The investigation of DDIs between ARVs and anti-TB agents is relevant, as HIV-infected individuals coinfected with TB have risk of treatment failure and the clinical management of therapies is complex. We were able to optimize PBPK models to identify the impact of the DDIs between rifampicin and the LA IM ARVs cabotegravir and rilpivirine. This study represents a potentially valuable example of the use of PBPK modeling to investigate difficult clinical scenarios through the understanding of molecular processes underpinning pharmacokinetics—that is, physiochemical and/or metabolic processes including enzyme induction and inhibition. Rifampicin induces both CYP and UGT metabolism, and coadministration of the LA ARVs could result in clinically significant DDIs. The interactions between cabotegravir and rifampicin or rilpivirine and rifampicin have been investigated previously, but only for the oral formulations of all 3 drugs [10, 34]. The IM doses and release rates of existing LA formulations of cabotegravir and rilpivirine used in the LATTE-2 phase 2 studies were used to simulate the pharmacokinetic effects of rifampicin [9].

Our simulated results were in agreement with the values reported for the pharmacokinetics of oral and IM formulations. The drug interaction between LA cabotegravir and rifampicin can be classified as weak (20%–50% decrease in AUC) and strong between LA rilpivirine and rifampicin (>80% decrease in AUC) according to the US Food and Drug Administration (FDA) [12]. In both these DDIs, 95% of simulated patients were predicted to have Ctrough values below the average plasma concentrations achieved without a DDI. Cabotegravir concentrations were maintained above the protein binding–adjusted 90% inhibitory concentration (IC90) value of 166 ng/mL [8], whereas rilpivirine concentrations drop further below the protein binding–adjusted IC90 value of 12 ng/mL [35]. Conversely, the interaction between LA cabotegravir at steady-state and oral rifampicin resulted in a >80% reduction in AUC, which can be classified as strong. Overall, these predictions would indicate that the coadministration of rifampicin with both LA rilpivirine and cabotegravir results in subtherapeutic concentrations and would likely lead to a recommendation that this coadministration be avoided.

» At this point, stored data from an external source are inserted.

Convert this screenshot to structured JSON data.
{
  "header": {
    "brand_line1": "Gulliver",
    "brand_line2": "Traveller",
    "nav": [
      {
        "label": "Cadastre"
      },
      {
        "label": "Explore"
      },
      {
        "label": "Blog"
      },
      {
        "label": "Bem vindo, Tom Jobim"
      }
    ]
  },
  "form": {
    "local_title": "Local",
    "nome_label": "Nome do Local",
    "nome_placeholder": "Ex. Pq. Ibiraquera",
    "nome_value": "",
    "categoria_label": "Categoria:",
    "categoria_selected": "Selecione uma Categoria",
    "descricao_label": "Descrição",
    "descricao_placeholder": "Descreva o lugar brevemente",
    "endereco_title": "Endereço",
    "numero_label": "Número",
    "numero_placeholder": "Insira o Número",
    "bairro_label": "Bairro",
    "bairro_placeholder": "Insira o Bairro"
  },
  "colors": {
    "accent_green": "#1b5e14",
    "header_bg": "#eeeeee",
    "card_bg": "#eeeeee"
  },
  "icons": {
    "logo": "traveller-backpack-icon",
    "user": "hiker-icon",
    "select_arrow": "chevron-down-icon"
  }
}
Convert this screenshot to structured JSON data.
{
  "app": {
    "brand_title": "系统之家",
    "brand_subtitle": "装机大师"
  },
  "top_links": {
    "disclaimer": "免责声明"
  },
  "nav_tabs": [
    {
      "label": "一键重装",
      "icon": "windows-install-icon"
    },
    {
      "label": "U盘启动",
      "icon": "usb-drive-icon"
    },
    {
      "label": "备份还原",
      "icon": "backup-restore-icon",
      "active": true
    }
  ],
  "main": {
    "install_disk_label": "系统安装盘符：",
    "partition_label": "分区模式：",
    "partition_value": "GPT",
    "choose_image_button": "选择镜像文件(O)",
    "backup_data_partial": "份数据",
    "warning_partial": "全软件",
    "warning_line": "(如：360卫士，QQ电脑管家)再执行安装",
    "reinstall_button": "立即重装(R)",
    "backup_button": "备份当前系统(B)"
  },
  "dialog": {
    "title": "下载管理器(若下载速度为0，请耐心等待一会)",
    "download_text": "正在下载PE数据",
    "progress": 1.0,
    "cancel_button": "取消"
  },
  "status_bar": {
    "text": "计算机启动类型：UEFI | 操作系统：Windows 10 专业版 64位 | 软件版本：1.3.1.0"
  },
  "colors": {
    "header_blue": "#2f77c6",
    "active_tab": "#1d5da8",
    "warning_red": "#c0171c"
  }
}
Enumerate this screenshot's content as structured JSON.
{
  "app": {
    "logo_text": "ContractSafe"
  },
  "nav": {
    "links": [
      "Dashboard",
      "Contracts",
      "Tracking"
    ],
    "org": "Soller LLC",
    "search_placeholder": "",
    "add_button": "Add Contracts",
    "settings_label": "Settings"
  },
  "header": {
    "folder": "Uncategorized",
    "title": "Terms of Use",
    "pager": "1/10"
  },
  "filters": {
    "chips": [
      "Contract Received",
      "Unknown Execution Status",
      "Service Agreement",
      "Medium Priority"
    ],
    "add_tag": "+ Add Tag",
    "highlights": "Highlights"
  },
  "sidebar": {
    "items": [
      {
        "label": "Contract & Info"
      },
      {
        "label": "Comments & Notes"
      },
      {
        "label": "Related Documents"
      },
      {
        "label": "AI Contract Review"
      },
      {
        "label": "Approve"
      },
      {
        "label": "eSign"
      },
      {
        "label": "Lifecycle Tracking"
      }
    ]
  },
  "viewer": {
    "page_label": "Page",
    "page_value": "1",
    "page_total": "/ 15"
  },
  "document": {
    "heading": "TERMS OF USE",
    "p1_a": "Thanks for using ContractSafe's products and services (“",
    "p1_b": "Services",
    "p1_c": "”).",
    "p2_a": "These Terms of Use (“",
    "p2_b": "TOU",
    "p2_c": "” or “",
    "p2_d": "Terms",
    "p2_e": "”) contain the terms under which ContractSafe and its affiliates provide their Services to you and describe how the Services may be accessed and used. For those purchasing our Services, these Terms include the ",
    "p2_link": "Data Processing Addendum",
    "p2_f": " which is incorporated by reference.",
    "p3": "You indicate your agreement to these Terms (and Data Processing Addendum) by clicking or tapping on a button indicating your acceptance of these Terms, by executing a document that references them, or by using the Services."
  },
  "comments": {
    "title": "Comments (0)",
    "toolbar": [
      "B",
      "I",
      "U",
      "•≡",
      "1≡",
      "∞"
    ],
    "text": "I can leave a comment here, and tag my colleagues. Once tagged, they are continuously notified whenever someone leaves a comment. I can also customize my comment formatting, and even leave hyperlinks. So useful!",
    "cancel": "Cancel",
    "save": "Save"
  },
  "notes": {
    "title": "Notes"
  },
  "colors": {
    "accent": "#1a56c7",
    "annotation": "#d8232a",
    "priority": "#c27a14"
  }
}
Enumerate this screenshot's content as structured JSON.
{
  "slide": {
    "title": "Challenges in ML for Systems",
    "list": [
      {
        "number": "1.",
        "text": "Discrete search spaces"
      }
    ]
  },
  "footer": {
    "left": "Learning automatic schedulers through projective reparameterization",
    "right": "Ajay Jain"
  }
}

Although there is a >40% reduction in the AUC for cabotegravir and rilpivirine, respectively, the half-lives remained unchanged (Table 2). This could be explained by the occurrence of so-called flip-flop kinetics—a pharmacokinetic phenomenon observed for LA formulations where the drug absorption rate is slower than the overall elimination rate, during which drug elimination is limited by the rate of absorption [36]. As a result, there is an observed decrease in AUC as the elimination rate increases but half-life remains constant. This is in contrast to oral formulations, where half-life decreases as elimination rate increases. This is also in agreement with the difference observed in simulated AUC and half-lives for drug alone and drug with rifampicin.

These models have been successfully qualified against observed data. However, they are associated with some significant limitations. Concentration-dependent induction of UGT enzymes was not available in the literature for these drugs; hence, a constant increase in oral clearance by a factor of 2.4 for cabotegravir was considered in the model [10]. Active transport was not accounted for all the drugs due to limited availability of data with IM formulations. Evidence of granuloma at the injection site could alter drug pharmacokinetics [37], and this was not factored into these models. Lymphatic circulation is preferred by highly lipophilic drugs such as rilpivirine, and that can delay drug absorption, thus altering plasma Ctrough [32]. The induction effect may vary in different populations, and these models do not consider physiological changes due to conditions such as aging.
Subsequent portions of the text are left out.